Alex Da Corte, Slow Graffiti, 2017

Slow Graffiti is a near shot-for-shot remake of the film The Perfect Human by Danish filmmaker Jørgen Leth (1967). Da Corte’s narration differs from the original, however, and where Leth’s film struck an anthropological tone, Da Corte’s is more surreal, ambiguous, and even philosophical. Leth’s film presents two people for the camera and narrator to scrutinize: one male, one female, and both white, they are described as – and supposedly depict – the model of heteronormativity. Characterized as perfect humans throughout, there are problematic undertones. The Perfect Human offers an aloof sense of knowing style, like a fashion commercial of its day. Da Corte’s film sets out to undermine these tropes and all the uncomfortable implications of the original with a sense of humour and pathos in equal measure.

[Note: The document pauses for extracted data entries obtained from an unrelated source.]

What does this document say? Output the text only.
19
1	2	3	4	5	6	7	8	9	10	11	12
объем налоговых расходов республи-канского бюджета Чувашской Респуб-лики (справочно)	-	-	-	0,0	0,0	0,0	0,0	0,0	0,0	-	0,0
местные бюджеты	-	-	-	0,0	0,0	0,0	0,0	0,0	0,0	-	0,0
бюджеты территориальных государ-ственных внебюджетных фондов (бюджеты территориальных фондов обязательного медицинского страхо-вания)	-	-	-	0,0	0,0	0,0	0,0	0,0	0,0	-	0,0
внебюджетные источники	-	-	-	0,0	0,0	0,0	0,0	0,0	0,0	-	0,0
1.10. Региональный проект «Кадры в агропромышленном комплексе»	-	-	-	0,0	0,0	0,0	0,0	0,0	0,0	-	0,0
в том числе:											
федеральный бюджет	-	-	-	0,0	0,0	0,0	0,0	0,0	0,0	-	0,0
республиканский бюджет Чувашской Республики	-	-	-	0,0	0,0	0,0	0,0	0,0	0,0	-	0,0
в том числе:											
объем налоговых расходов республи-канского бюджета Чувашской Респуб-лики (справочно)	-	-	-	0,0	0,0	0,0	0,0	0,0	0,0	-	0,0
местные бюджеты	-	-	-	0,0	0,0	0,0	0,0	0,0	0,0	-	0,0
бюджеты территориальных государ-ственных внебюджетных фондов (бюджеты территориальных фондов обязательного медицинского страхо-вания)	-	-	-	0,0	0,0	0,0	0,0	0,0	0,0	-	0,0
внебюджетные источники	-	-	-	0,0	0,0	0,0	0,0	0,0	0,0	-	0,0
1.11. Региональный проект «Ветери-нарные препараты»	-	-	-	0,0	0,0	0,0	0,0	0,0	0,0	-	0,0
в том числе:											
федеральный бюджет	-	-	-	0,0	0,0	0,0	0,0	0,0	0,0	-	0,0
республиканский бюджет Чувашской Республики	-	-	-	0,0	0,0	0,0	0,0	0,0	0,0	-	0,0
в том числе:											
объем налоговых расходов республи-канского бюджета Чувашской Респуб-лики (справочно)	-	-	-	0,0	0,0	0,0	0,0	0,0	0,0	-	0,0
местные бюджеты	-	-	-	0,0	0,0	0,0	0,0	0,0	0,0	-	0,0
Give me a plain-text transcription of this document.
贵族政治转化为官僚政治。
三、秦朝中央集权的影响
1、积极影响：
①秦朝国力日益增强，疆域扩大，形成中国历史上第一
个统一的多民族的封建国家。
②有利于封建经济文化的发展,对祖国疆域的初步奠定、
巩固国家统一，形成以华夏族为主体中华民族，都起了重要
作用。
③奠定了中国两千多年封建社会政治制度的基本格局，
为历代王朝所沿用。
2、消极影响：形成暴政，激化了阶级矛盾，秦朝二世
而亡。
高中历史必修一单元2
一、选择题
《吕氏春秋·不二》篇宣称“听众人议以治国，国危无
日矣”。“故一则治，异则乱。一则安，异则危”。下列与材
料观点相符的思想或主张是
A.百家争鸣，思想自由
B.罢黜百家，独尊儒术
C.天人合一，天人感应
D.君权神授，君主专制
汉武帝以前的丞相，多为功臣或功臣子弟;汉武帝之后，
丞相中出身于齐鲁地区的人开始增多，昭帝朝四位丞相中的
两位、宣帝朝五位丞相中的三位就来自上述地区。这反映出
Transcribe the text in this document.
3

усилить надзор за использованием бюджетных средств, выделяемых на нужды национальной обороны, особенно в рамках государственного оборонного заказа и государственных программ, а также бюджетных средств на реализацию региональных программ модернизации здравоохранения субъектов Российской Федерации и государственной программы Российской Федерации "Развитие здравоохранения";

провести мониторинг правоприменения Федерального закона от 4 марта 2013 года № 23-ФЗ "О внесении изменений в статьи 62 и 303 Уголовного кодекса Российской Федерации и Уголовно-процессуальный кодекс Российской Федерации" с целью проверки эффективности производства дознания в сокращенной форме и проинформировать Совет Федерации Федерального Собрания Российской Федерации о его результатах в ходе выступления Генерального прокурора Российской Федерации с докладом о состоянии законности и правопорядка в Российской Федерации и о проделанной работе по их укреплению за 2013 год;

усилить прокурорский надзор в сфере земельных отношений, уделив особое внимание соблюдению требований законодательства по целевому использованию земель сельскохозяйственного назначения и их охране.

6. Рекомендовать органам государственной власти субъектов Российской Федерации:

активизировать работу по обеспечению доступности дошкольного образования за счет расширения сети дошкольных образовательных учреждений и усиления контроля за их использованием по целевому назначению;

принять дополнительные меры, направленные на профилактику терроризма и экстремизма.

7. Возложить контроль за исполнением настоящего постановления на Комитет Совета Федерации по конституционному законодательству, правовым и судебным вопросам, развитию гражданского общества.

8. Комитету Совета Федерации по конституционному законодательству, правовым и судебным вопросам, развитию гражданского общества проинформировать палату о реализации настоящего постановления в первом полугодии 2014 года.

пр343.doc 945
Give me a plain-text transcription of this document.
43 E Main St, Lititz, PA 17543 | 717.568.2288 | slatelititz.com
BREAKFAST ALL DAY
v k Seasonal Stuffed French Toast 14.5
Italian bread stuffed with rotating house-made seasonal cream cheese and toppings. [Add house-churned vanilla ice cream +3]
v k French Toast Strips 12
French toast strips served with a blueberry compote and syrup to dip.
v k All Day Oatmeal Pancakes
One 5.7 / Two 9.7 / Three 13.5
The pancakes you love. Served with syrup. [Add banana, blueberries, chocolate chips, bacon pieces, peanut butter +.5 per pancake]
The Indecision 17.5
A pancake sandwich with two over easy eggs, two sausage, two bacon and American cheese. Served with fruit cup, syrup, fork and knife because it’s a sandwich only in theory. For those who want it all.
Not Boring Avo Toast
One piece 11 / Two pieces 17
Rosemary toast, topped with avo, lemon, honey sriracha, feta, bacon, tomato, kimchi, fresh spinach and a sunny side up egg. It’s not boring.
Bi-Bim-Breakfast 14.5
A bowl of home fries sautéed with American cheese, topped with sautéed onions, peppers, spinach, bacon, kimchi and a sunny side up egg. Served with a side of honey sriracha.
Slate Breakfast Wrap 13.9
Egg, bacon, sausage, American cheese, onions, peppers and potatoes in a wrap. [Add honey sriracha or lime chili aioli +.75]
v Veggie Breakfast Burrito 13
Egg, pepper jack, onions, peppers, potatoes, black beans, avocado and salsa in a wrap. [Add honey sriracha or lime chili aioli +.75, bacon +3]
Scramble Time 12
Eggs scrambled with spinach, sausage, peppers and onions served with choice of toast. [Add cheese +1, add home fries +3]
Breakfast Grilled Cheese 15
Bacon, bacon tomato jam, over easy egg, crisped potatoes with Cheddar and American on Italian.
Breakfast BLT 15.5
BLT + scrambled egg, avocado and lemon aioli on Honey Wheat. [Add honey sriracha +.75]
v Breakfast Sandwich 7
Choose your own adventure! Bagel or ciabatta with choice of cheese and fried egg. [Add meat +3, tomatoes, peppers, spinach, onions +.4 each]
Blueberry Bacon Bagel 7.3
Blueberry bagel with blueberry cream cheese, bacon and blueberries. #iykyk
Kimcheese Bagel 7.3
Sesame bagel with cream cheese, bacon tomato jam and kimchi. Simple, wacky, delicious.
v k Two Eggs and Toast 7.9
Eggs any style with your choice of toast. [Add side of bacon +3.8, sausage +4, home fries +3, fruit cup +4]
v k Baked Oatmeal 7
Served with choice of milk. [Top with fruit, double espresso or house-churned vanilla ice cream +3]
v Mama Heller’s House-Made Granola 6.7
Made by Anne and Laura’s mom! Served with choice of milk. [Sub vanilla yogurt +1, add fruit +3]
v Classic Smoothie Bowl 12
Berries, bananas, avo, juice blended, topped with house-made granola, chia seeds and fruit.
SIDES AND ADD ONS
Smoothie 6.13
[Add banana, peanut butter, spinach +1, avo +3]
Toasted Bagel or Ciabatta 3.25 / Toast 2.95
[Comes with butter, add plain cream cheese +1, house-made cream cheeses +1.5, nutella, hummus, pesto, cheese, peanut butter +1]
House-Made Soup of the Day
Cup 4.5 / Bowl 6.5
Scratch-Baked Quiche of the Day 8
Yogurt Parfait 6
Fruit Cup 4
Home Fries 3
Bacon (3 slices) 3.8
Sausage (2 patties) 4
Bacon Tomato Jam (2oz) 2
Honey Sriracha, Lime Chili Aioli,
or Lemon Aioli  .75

Slow Graffiti replaces the white heteronormative figures with the artist performing as Frankenstein – specifically Boris Karloff’s cinematic version. The suggestion is clear; in the original story by Mary Shelley, Frankenstein is composed of many different parts, from different bodies, and so the critique of identity is explicit. Even the white, heteronormative ideals of society that are historically ingrained in the West are themselves constructions and highly influenced by fashion, cinema and media. The voiceover and audio track, which diverges into critical theory, speculation and philosophy, is in turn suggestive, reflective, and poetic. Combined with the score by Devonté Hynes, the obvious humour in the visual depiction is poignantly undercut to reveal criticality and pathos.